Primary school education

There was no nursery schooling in Meru, hence the children from the village had to start their schooling with primary education at the age of 7. Sobhag started his schooling with Meru Primary School. Due to no schooling up to 7 years of age, they were learning basic things from scratch. In the modern time, children at the age of 3 are toilet trained, unfortunately for them, they would still be spoiling their clothes.
Up to the age of 12, Sobhag had only 2 khaki shorts and 2 white shirts, which were used for every occasion – Diwali, Christmas, trips & day to day activities. During those days, there was no system of buying readymade shoes from the shops, shoes were stitched by the shoe maker as per the size required. He only had one pair of shoes at a time. One day on his way back home from school, one shoe fell off from his feet while climbing onto a passing truck, he was punished by his father for losing his shoe and had to walk to school barefoot. As an addition, no assurance was given of buying him a new pair of shoes for the future. Somehow, he had to walk to school barefoot for quite a period.

For the first two years of primary school, they had no proper classroom, the classes were conducted under a tree on a good day and in the corridor in the rainy season. Everything was taught on stone slate with chalk. This may have been due to the lack of facilities available. They received their first proper classroom in the 3rd year. The uniform was shorts and a shirt for boys.

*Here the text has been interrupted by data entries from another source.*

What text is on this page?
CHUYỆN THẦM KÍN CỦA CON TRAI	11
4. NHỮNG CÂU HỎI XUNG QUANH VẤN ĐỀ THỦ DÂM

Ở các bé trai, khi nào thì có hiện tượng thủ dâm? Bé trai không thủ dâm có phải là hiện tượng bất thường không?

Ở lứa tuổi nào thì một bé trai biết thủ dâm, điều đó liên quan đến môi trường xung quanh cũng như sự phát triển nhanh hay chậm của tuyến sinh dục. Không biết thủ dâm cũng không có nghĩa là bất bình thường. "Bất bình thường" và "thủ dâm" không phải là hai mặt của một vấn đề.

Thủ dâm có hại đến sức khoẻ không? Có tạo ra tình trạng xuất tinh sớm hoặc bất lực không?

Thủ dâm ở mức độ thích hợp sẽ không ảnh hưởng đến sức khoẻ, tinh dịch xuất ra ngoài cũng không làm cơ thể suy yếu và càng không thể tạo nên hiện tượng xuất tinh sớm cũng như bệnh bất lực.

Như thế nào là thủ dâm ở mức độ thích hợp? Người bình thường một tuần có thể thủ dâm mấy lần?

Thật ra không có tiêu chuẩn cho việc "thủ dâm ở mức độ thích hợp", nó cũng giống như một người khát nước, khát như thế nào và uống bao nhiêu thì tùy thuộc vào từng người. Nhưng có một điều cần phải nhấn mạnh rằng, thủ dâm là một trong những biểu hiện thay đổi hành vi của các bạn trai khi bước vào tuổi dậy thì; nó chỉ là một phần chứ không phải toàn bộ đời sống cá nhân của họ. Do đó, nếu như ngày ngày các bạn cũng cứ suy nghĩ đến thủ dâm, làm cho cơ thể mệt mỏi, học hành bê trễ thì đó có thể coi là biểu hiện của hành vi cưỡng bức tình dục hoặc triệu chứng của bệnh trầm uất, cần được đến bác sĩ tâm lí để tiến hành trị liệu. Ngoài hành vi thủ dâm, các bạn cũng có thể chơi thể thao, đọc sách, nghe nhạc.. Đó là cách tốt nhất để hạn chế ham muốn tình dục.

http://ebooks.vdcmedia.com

The school was made of corrugated metal sheets. However late in the years they were moved into a modern masonry building. The School’s Headmaster was G C Kakkar. Sobhag was one of the brightest students in the school. IN the 5th and 6th year of school, each standard had 30 students in the class. He has always achieved the top position in the class of 30 students. One time, the result placed him in the third position, however, he found out that the headmaster had mismarked his answer as wrong when it should be right. This mark gave him a higher position in the class.

The school had corporal punishments for the miss behaviour, teachers used to pinch or whack their wooden or bamboo cane onto the hands of the student found misbehaving or making them stand outside the classroom for the whole period. In standard 5, they were given a Balpothi which contained small stories on each age. These stories were mostly based on Gandhiji.

There was no Secondary education after standard 7 in Meru, this made them travel to the nearest city which was Nairobi or somewhere else.